Workplace Training leads young mother to college

Rhiannon Lay was determined not to be a drop-out statistic when she became a mother during her junior year at Apollo High School in Glendale. So she transferred to Mesa Distance Learning Program and completed her high school certification online.
After high school, Lay got married and was raising her three young daughters. She worked in the banking industry and took some classes at a for-profit college.
Then Lay got a job as a property and casualty insurance specialist with USAA.
The job was more than an income. It paved the way for Lay to earn a college degree.
USAA in one of several Valley companies that partner with Rio Salado College to offer industry-specific workplace education. Employees get customized training that earn college credits leading to certificate and degree completion. Employers get a more educated and engaged workforce.
“Since 2002, more than 5,000 USAA employees have successfully completed their workplace training and earned college credits through our partnership,” said Susan Lawrence, Director of Corporate and Government Partnerships at Rio Salado in a pres release.
During her first year at USAA, Lay enrolled in a certificate program.
“I was determined to set a good example for my daughters and let them know they can do anything they set their mind to,” Lay said.
When the certificate program ended, Lay met with a Rio Salado advisor and learned that some of her previous college credits could be applied to a degree program.

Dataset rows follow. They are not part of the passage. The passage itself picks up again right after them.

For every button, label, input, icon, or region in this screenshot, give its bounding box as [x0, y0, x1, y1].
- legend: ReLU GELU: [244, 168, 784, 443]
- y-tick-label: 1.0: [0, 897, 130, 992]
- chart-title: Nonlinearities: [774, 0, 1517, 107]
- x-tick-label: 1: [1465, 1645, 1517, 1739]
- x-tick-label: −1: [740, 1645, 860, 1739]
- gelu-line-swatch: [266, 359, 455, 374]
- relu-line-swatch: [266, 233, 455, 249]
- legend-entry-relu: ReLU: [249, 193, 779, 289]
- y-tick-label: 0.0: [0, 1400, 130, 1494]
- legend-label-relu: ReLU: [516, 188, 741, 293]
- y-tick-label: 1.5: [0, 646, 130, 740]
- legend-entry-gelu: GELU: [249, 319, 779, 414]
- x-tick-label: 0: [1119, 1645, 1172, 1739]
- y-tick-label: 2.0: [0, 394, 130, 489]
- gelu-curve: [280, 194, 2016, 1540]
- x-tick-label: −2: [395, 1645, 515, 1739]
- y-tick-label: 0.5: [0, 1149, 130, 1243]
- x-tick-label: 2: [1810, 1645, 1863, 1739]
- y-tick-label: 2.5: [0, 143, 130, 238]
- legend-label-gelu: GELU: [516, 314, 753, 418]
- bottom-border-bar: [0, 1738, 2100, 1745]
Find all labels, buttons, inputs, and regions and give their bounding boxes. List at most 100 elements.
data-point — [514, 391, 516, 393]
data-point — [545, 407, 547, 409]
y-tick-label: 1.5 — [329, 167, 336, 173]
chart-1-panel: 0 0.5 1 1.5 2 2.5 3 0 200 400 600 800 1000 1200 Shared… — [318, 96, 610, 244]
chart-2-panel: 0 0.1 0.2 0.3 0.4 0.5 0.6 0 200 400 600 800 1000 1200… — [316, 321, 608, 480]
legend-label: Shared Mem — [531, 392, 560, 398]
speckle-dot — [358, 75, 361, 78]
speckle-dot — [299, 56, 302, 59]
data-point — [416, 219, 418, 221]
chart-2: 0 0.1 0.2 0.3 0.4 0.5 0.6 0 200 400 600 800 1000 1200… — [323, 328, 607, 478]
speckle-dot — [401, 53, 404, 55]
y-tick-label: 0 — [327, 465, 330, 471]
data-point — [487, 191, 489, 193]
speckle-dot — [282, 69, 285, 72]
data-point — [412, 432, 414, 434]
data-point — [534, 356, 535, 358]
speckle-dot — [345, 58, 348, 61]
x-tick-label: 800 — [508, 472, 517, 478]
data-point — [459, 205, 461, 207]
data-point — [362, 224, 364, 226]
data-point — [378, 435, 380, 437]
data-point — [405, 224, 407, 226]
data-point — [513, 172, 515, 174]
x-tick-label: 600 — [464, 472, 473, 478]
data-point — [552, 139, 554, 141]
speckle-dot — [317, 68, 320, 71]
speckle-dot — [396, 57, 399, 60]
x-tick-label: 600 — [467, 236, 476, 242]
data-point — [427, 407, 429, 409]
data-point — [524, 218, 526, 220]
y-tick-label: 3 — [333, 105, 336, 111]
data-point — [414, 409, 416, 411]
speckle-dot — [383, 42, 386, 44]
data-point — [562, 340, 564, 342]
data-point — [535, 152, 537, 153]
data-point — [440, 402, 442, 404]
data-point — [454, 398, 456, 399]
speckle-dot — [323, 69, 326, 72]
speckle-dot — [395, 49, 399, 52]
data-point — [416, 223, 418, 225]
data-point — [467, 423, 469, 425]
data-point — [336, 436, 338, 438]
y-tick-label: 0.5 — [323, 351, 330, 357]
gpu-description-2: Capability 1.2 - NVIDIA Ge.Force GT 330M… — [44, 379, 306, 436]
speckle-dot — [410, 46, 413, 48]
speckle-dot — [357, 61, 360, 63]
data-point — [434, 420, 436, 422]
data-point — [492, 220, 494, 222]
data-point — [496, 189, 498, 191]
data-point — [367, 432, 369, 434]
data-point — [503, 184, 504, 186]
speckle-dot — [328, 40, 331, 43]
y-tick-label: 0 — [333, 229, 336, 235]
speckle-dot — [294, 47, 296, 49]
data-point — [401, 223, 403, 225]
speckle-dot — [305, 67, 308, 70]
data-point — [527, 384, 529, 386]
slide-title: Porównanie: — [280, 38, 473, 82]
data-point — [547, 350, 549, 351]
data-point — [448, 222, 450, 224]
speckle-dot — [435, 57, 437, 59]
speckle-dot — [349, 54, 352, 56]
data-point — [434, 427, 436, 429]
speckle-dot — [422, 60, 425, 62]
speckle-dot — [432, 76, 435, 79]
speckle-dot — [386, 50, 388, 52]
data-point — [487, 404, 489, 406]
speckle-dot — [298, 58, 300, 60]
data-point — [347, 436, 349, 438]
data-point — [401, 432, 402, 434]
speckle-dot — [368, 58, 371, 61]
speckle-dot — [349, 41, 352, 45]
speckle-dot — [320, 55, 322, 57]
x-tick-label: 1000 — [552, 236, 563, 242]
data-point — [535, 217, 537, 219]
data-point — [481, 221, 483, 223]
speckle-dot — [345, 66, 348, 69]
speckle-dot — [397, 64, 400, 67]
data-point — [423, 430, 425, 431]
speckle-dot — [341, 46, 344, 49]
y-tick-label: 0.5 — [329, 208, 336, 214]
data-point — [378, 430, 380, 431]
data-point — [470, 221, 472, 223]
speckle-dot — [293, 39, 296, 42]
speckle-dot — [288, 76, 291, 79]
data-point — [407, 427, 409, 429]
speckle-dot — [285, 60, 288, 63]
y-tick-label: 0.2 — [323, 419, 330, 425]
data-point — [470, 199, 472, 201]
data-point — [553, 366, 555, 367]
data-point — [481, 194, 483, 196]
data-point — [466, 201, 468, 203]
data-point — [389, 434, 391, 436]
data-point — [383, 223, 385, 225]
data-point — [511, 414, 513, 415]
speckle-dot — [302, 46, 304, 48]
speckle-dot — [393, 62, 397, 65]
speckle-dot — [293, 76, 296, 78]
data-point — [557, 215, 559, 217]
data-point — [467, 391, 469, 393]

“Employees can accelerate their degree completion when they consolidate workplace training with additional credits earned at Rio Salado or elsewhere,” Lawrence said. “Many times they only need a few courses to earn their degree.”
Lay graduated from Rio Salado in May with an associate degree in organizational management, and has already experienced the benefits of her education at work.
“We’re encouraged to think outside the box to solve problems and find innovative solutions, so I find myself putting my coursework into practice almost daily at USAA,” Lay said.
Although she admits going to school while working full time and being a full-time parent was a lot of hard work, Lay plans to pursue a bachelor’s degree at Arizona State University in the fall.
“Nothing worth having comes easily,” she said.